As I have said before, I am a fan of BBC Radio 4’s “Thought for the Day” which according to Wikipedia “is a daily scripted slot on the Today programme on BBC Radio 4 offering “reflections from a faith perspective on issues and people in the news”, broadcast at around 7:45 each Monday to Saturday morning. Nowadays lasting 2 minutes and 45 seconds”. Today’s presenter was Anne Atkins, a long time favourite of mine, and her subject was homelessness, an important part of my own community activism.
You can check out here for what she said, which from what I could make out pretty much nails what is going on when it comes to many homeless folk, especially those we term as “sofa surfers”, who more often than not don’t get counted when it comes to official counts. She starts her thought by reflecting on the plight of two families without their own home and while not literally on the streets suffer the deprivations of living in someone else’s home. She recounted the statistic 131,000 children will not be staying in their own home this Christmas because they do not have a home they can call their own.

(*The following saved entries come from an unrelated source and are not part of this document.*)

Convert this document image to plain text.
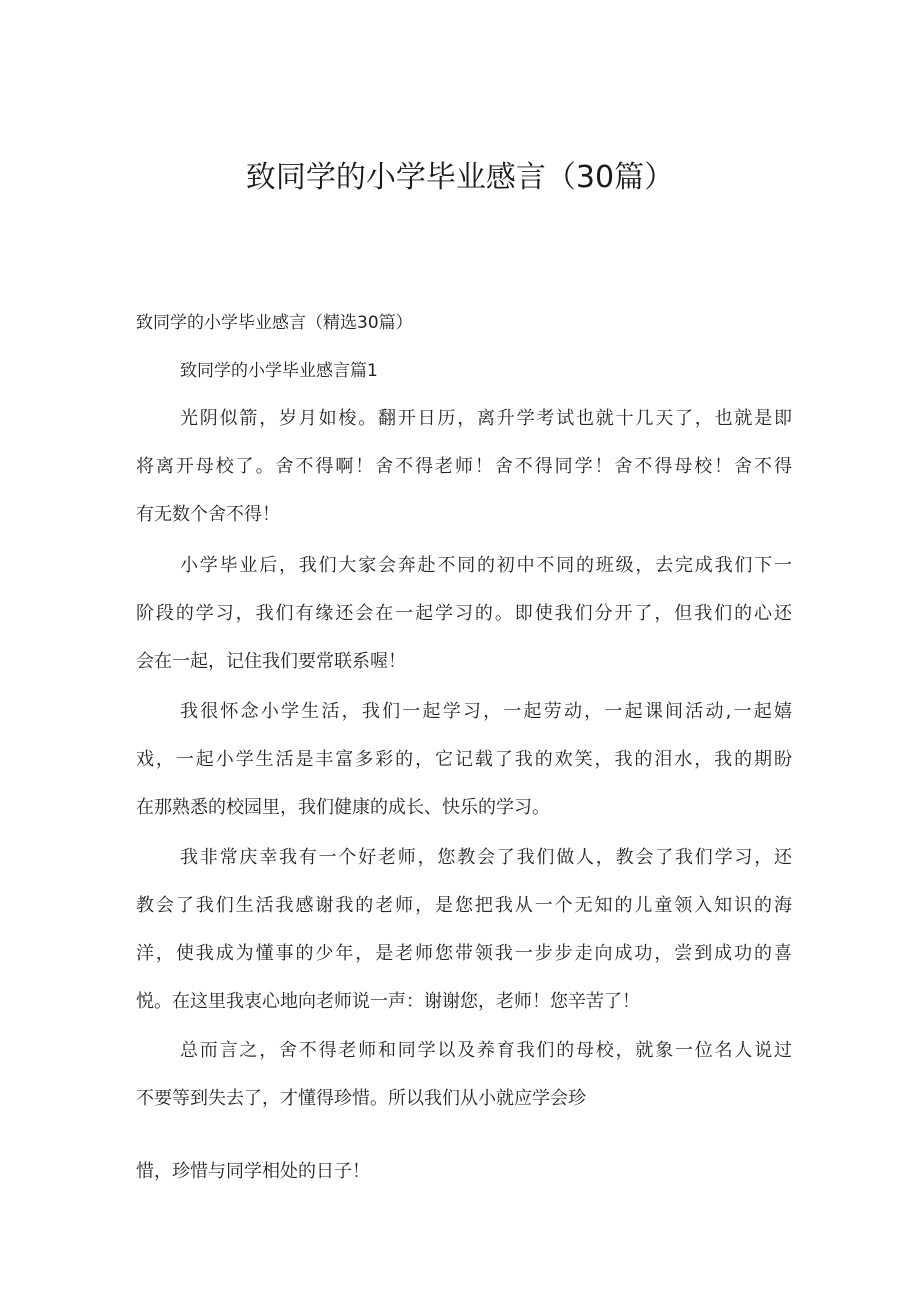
致同学的小学毕业感言（30篇）
致同学的小学毕业感言（精选30篇）
致同学的小学毕业感言篇1
光阴似箭，岁月如梭。翻开日历，离升学考试也就十几天了，也就是即
将离开母校了。舍不得啊！舍不得老师！舍不得同学！舍不得母校！舍不得
有无数个舍不得！
小学毕业后，我们大家会奔赴不同的初中不同的班级，去完成我们下一
阶段的学习，我们有缘还会在一起学习的。即使我们分开了，但我们的心还
会在一起，记住我们要常联系喔！
我很怀念小学生活，我们一起学习，一起劳动，一起课间活动,一起嬉
戏，一起小学生活是丰富多彩的，它记载了我的欢笑，我的泪水，我的期盼
在那熟悉的校园里，我们健康的成长、快乐的学习。
我非常庆幸我有一个好老师，您教会了我们做人，教会了我们学习，还
教会了我们生活我感谢我的老师，是您把我从一个无知的儿童领入知识的海
洋，使我成为懂事的少年，是老师您带领我一步步走向成功，尝到成功的喜
悦。在这里我衷心地向老师说一声：谢谢您，老师！您辛苦了！
总而言之，舍不得老师和同学以及养育我们的母校，就象一位名人说过
不要等到失去了，才懂得珍惜。所以我们从小就应学会珍
惜，珍惜与同学相处的日子！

Surprisingly, Anne recounted how she and her family had once been homeless and how they had to rely on the generosity of others to put them up temporarily, but not without considerable discomfort, but admitting she was a lot better off than many. She continued by recounting other instances of people she has known being homeless and poured scorn on those who claim they only have themselves to blame and at the tactics of some local authorities to move such people on, including boarding up portals, putting spikes to deter rough sleepers, banning those feeding the homeless and making by-laws to fine the homeless, as well as we the general public that all too often look the other way rather than doing our bit to help.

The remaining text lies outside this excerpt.